Patients quickly learn what they need to do in the outside world to resist temptation, she explains, but they don’t do it, especially in an environment booby-trapped with pill bottles or other cues. “Training them to recognize and inhibit their automatic response could make a difference,” says Mintzer, who cites studies of successfully schooled impulsive children.
Support for such potential help, though, lies in the lab. While years of researching what makes people dependent on a substance are finally bearing fruit, knowing the fine cognitive effects—the changes in attention, memory, decision-making abilities—of opioids, marijuana, cocaine and amphetamines, for example, has lagged behind. Even work on otherwise well-studied alcohol and benzodiazepines lacks detail that might help fine-tune therapy.
Much of Mintzer’s work has focused on the “benzos,” teasing out cognitive effects of that drug family in healthy volunteers. Her research sparks interest in light of collected observations of chronic benzodiazepine abusers. Both have problems in encoding new information. “The drug’s use doesn’t impair your ability to retrieve memories of past events (episodic memory),” she says, “but to lay down new ones.” Added clout has come from a PET scan study with Hopkins radiologist colleagues confirming that brain areas specific for memory-encoding are indeed sluggish.
What might that mean for patients who describe memories for events as “a fog” or “a blur?” Often-used tactics like cognitive behavioral therapy, which rely on remembering flawed ways of thinking and “encoding” better ones, may need adapting for drug abusers, Mintzer says.
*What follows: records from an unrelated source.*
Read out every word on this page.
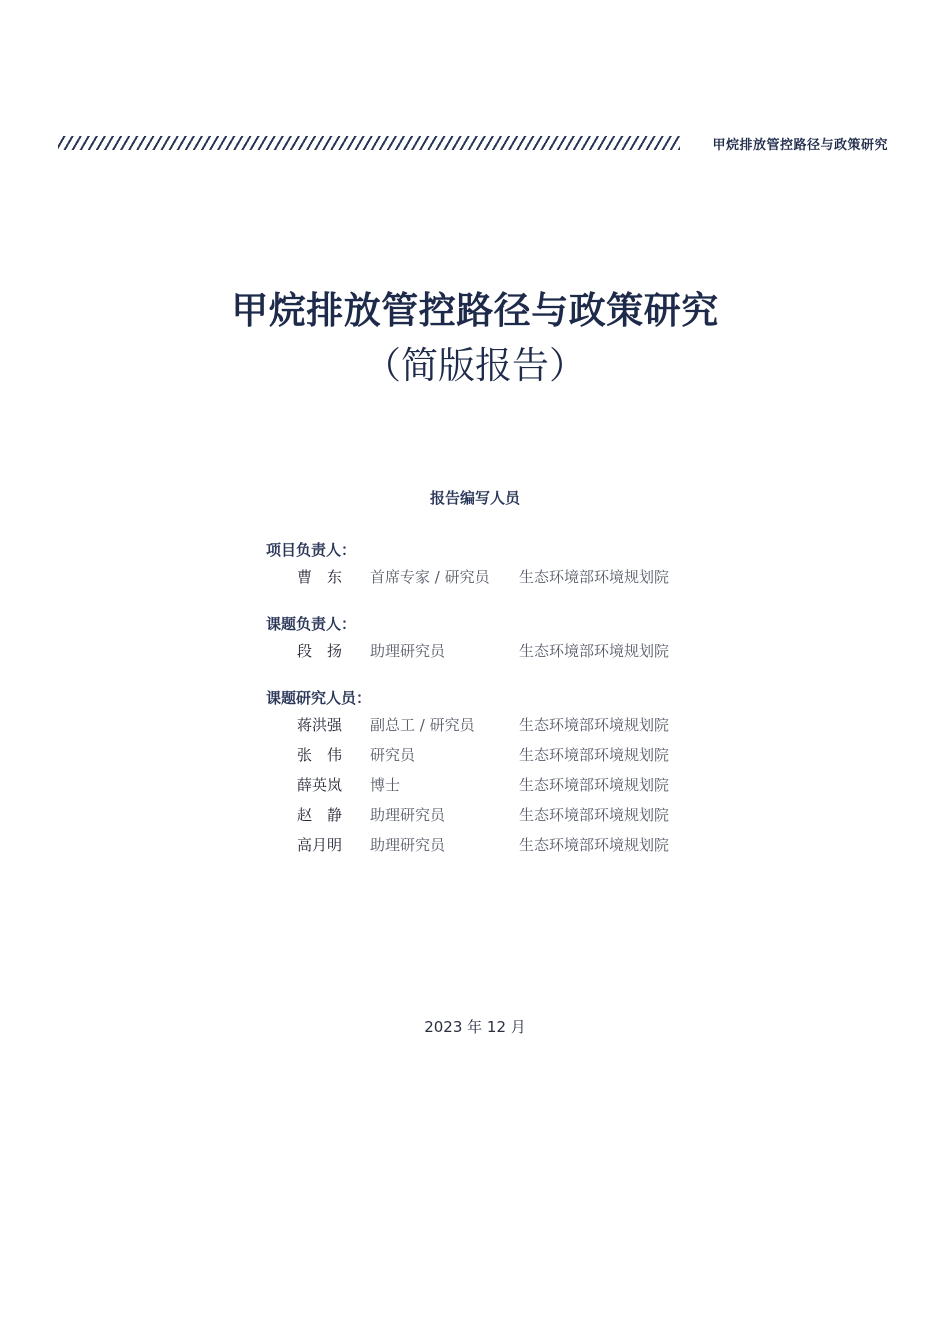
甲烷排放管控路径与政策研究
甲烷排放管控路径与政策研究
（简版报告）
报告编写人员
项目负责人：
曹　东 首席专家 / 研究员 生态环境部环境规划院
课题负责人：
段　扬 助理研究员	生态环境部环境规划院
课题研究人员：
蒋洪强 副总工 / 研究员	生态环境部环境规划院
张　伟 研究员	生态环境部环境规划院
薛英岚 博士	生态环境部环境规划院
赵　静 助理研究员	生态环境部环境规划院
高月明 助理研究员	生态环境部环境规划院
2023 年 12 月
Recently, she’s turned to cognitive science’s newest baby, metacognition—an awareness of the state of one’s own thinking. “It’s a particular problem with the benzodiazepines,” she says. “After just a single dose, people often have no idea how much their memory and performance is off.” Again, Mintzer is laying a research base with studies on healthy volunteers.
Improved metacognition could literally save lives: “If you know you’re impaired, you might not get in your car,” she says. “Also, heightened metacognition is important generally in psychiatric disorders. It helps patients get well.”